U.S. officials have grown increasingly worried that a new government won’t be in place before all combat troops withdraw and America’s clout diminishes further. The Obama administration has stepped up its engagement, dispatching in recent days a team of experts and advisors to try to exert pressure on the factions.
The difficulty of reconciling these agendas goes some way toward explaining why the formation of the government is taking so long. With the United States, Turkey and the Arab states insisting that Allawi play a leading role and Iran determined to squeeze him out, the process is deadlocked.
“It’s why we’re stuck,” said Izzat Shahbandar, a member of Maliki’s coalition.
Powerful personalities, sectarian rivalries and conflicting political visions are also to blame, as is the finely balanced outcome of the election, which left each faction seeking coalition partners.
But whenever a potential alliance seems close, one regional power or another will step in to nix it. That happened when Saudi Arabia moved to block a budding Shiite-Kurdish alliance forged in Tehran that would have excluded Allawi: It invited all the major players to Riyadh, except Maliki. The meeting opened a channel between Allawi’s bloc and the Iraqi National Alliance.
Iraq lies at a strategic crossroads between the Arab world and the rest of Asia, an entry point to the region for non-Arab powers such as Turkey and Iran and a line of defense for Saudi Arabia and the Arab gulf states. With the world’s third-largest oil reserves and plans to dramatically boost production, the country also has the potential to be rich. All of its neighbors have a vital interest in ensuring that Iraq becomes an ally, and not an aggressor, as it was under Saddam Hussein.
But with Iraq’s neighbors often at odds, there is a risk that the country will become the region’s political football, in which conflicts are played out much in the way they are in tiny, unstable Lebanon.
“At a minimum you will see rivalry with a lot of elbows flying,” said Ted Galen Carpenter of the Washington-based Cato Institute. “At a maximum you’ll get a Lebanon, with various factions fighting as allies or proxies of the regional neighbors.”

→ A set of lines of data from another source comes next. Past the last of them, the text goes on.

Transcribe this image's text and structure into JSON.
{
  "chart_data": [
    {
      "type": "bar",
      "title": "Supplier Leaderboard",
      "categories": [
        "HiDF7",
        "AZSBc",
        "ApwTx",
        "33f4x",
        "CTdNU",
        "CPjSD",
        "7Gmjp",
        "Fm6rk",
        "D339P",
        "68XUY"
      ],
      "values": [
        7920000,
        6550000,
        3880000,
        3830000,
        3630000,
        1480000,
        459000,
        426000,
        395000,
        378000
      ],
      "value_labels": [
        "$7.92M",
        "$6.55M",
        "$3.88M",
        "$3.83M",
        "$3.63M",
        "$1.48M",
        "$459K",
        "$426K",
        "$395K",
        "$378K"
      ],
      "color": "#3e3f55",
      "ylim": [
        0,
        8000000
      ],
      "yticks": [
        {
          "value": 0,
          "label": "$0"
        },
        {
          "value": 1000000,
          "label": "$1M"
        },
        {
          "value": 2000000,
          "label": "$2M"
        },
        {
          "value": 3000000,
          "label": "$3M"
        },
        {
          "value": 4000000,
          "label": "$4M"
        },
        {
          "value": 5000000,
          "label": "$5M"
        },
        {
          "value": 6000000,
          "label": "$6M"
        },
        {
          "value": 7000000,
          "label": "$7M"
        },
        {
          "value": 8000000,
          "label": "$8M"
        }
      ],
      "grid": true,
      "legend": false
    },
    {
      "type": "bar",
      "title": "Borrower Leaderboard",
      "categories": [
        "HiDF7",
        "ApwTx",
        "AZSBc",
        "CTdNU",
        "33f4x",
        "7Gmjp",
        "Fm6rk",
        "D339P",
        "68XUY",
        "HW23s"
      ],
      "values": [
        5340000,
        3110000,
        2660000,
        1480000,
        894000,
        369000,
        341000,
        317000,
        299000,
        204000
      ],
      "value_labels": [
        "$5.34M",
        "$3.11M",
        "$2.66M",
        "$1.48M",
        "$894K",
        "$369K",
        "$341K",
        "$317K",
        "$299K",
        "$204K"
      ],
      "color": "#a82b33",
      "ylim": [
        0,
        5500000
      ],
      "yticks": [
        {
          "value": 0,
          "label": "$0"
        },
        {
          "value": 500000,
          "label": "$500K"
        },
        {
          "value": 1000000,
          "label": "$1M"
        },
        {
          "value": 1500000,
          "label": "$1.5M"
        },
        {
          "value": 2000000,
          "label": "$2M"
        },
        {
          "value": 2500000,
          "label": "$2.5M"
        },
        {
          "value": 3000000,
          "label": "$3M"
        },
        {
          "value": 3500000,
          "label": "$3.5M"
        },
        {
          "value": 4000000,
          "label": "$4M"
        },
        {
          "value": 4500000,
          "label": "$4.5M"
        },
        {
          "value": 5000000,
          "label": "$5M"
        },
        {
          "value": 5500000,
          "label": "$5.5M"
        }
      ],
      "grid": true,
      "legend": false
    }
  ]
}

In some ways, that has already happened. The sectarian war of 2005-07 was fought between Shiite militias backed by Iran and Sunni insurgents who received support from Arab countries. The top U.S. commander in Iraq, Army Gen. Ray T. Odierno, recently warned that an Iranian-trained and -funded group is preparing to stage attacks against departing American forces.
Some forms of foreign influence are welcome, such as investment, said Zebari, the foreign minister. Turkish and Iranian companies are investing heavily in the north and south, as is the United Arab Emirates. Major oil companies in Europe, Russia and China and the U.S. are competing fiercely for stakes in Iraq’s oil fields after the government opened the door to them last year.
But the direct meddling in Iraq’s politics, which includes allegations that large amounts of foreign money have been paid to the politicians, has the potential to turn the country into “a field to settle international score,” Zebari said. “The only way to limit regional interference is for Iraqis to come together … and form a unity government.”
Any government formed without broad regional approval, however, will be vulnerable to the kind of foreign interference that has repeatedly destabilized Lebanon, said Ghassan Attiyah, an Iraqi political analyst based in London.
And whether such a consensus is possible is unknown.
“There are so many agendas, so many cards to be played,” Attiyah said, “but are the brains there and is there the will?”